When you battle depression and anxiety two questions that alternate in your mind are “Am I enough?” And “Am I to much?”
“Am I enough?”
You are your hardest critic, no matter what you do, no matter what you say and no matter who you are, you always feel your doing it wrong or not good enough. Your advise, your parenting, your love and affection, all of who you are, sometimes just can’t muster its way out. You feel like those around you, those in your life deserve better and not you when you can’t be the ‘best part of you’
“Am I to much?”
You push yourself to be the best. The best sister, friend, aunt, partner, wife, mother, step mother, dog mom, whatever it may be. You try to give all you can but it goes unseen or unappreciated, because it’s all just overwhelming, it’s too much for the other parties to handle, it’s avoided. And the human in you ‘expects’ to be treated the way you treat others. When trying to be a ‘parent’ are you too hard from trying to much? When loving are you loving to hard?
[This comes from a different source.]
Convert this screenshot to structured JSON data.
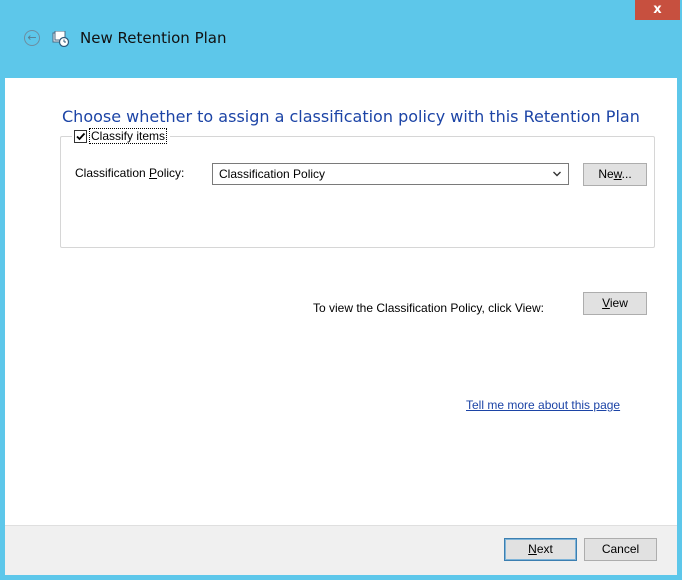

Both of the above seem Ludicrous, as you know expectations lead to disappointment. And maybe you are disappointing others expectations in you.. You feel needy at times and that is to much, you back off or have days you just can’t find the urge to push and then you aren’t giving enough in your mind. And you push yourself so hard to be the best even when what you need is someone to tell you it will all be okay, that it’s okay to not be your best 200% of the time.
You can’t find your medium between enough, to much and to little. It’s a constant battle of the brain. You are you and you realize that it’s overwhelming to you and all around you.